Researchers at North Carolina State University have developed a method for predicting the ways nanoparticles will interact with biological systems including the human body. Their work could have implications for improved human and environmental safety in the handling of nanomaterials, as well as applications for drug delivery.
NC State researchers Dr. Jim Riviere, Burroughs Wellcome Distinguished Professor of Pharmacology and director of the university's Center for Chemical Toxicology Research and Pharmacokinetics, Dr. Nancy Monteiro-Riviere, professor of investigative dermatology and toxicology, and Dr. Xin-Rui Xia, research assistant professor of pharmacology, wanted to create a method for the biological characterization of nanoparticles a screening tool that would allow other scientists to see how various nanoparticles might react when inside the body.

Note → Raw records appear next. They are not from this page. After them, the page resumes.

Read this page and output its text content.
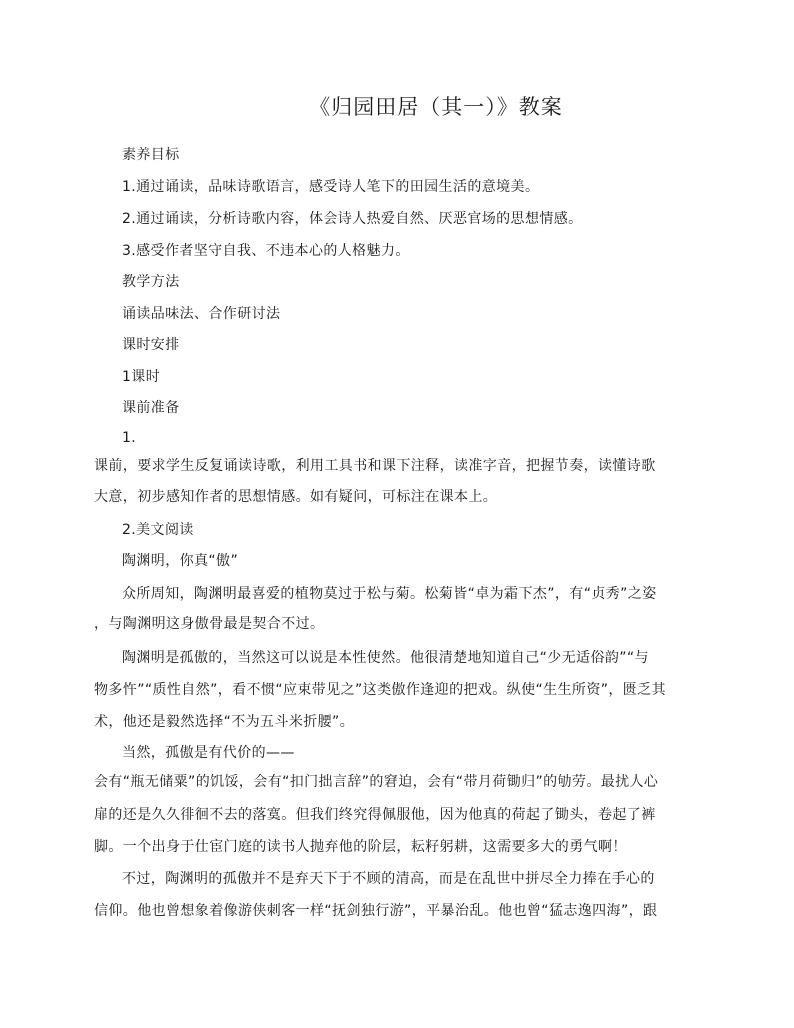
《归园田居（其一）》教案
素养目标
1.通过诵读，品味诗歌语言，感受诗人笔下的田园生活的意境美。
2.通过诵读，分析诗歌内容，体会诗人热爱自然、厌恶官场的思想情感。
3.感受作者坚守自我、不违本心的人格魅力。
教学方法
诵读品味法、合作研讨法
课时安排
1课时
课前准备
1.
课前，要求学生反复诵读诗歌，利用工具书和课下注释，读准字音，把握节奏，读懂诗歌
大意，初步感知作者的思想情感。如有疑问，可标注在课本上。
2.美文阅读
陶渊明，你真“傲”
众所周知，陶渊明最喜爱的植物莫过于松与菊。松菊皆“卓为霜下杰”，有“贞秀”之姿
，与陶渊明这身傲骨最是契合不过。
陶渊明是孤傲的，当然这可以说是本性使然。他很清楚地知道自己“少无适俗韵”“与
物多忤”“质性自然”，看不惯“应束带见之”这类傲作逢迎的把戏。纵使“生生所资”，匮乏其
术，他还是毅然选择“不为五斗米折腰”。
当然，孤傲是有代价的——
会有“瓶无储粟”的饥馁，会有“扣门拙言辞”的窘迫，会有“带月荷锄归”的劬劳。最扰人心
扉的还是久久徘徊不去的落寞。但我们终究得佩服他，因为他真的荷起了锄头，卷起了裤
脚。一个出身于仕宦门庭的读书人抛弃他的阶层，耘籽躬耕，这需要多大的勇气啊！
不过，陶渊明的孤傲并不是弃天下于不顾的清高，而是在乱世中拼尽全力捧在手心的
信仰。他也曾想象着像游侠刺客一样“抚剑独行游”，平暴治乱。他也曾“猛志逸四海”，跟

"We wanted to find a good, biologically relevant way to determine how nanomaterials react with cells," Riviere says. "When a nanomaterial enters the human body, it immediately binds to various proteins and amino acids. The molecules a particle binds with will determine where it will go."
This binding process also affects the particle's behavior inside the body. According to Monteiro-Riviere, the amino acids and proteins that coat a nanoparticle change its shape and surface properties, potentially enhancing or reducing characteristics like toxicity or, in medical applications, the particle's ability to deliver drugs to targeted cells.

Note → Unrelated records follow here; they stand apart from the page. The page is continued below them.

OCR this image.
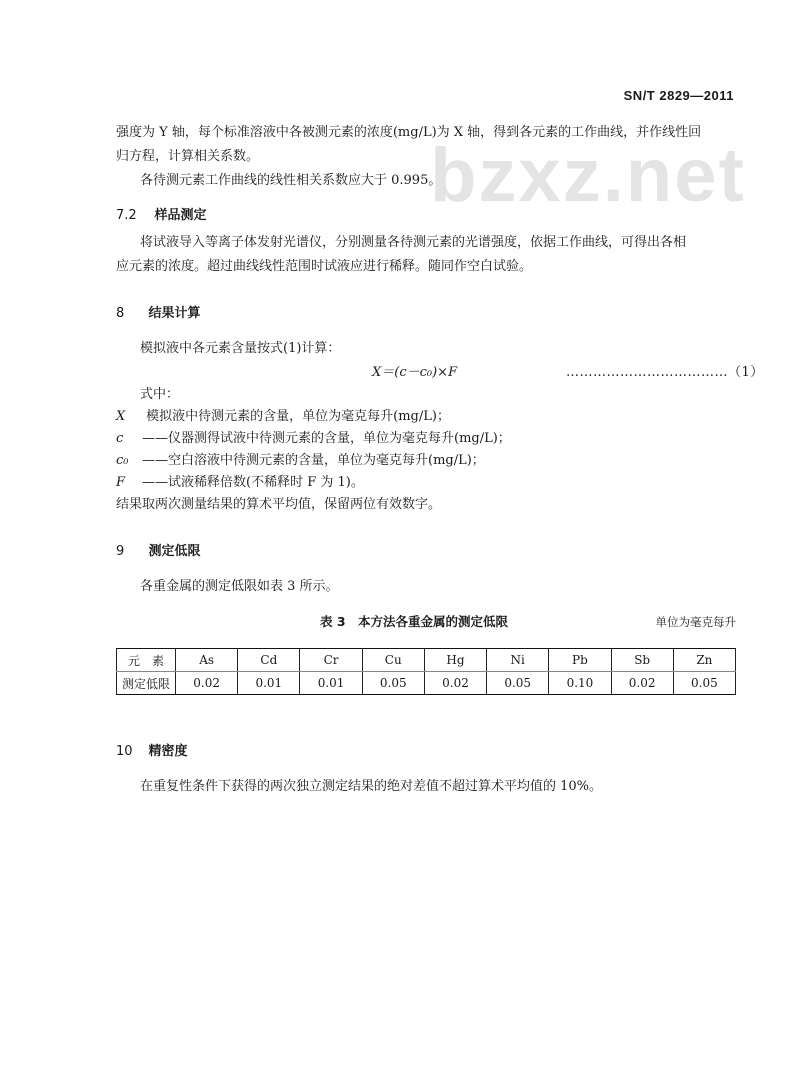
SN/T 2829—2011
bzxz.net
强度为 Y 轴，每个标准溶液中各被测元素的浓度(mg/L)为 X 轴，得到各元素的工作曲线，并作线性回
归方程，计算相关系数。
各待测元素工作曲线的线性相关系数应大于 0.995。
7.2 样品测定
将试液导入等离子体发射光谱仪，分别测量各待测元素的光谱强度，依据工作曲线，可得出各相
应元素的浓度。超过曲线线性范围时试液应进行稀释。随同作空白试验。
8 结果计算
模拟液中各元素含量按式(1)计算：
X＝(c－c₀)×F	………………………………（1）
式中：
X 模拟液中待测元素的含量，单位为毫克每升(mg/L)；
c ——仪器测得试液中待测元素的含量，单位为毫克每升(mg/L)；
c₀ ——空白溶液中待测元素的含量，单位为毫克每升(mg/L)；
F ——试液稀释倍数(不稀释时 F 为 1)。
结果取两次测量结果的算术平均值，保留两位有效数字。
9 测定低限
各重金属的测定低限如表 3 所示。
表 3　本方法各重金属的测定低限	单位为毫克每升
元　素	As	Cd	Cr	Cu	Hg	Ni	Pb	Sb	Zn
测定低限	0.02	0.01	0.01	0.05	0.02	0.05	0.10	0.02	0.05
10 精密度
在重复性条件下获得的两次独立测定结果的绝对差值不超过算术平均值的 10%。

To create their screening tool, the team utilized a series of chemicals to probe the surfaces of various nanoparticles, using techniques previously developed by Xia. A nanoparticle's size and surface characteristics determine the kinds of materials with which it will bond. Once the size and surface characteristics are known, the researchers can then create "fingerprints" that identify the ways that a particular particle will interact with biological molecules. These fingerprints allow them to predict how that nanoparticle might behave once inside the body.
The study results appear in the Aug. 23 online edition of Nature Nanotechnology.
"This information will allow us to predict where a particular nanomaterial will end up in the human body, and whether or not it will be taken up by certain cells," Riviere adds. "That in turn will give us a better idea of which nanoparticles may be useful for drug delivery, and which ones may be hazardous to humans or the environment."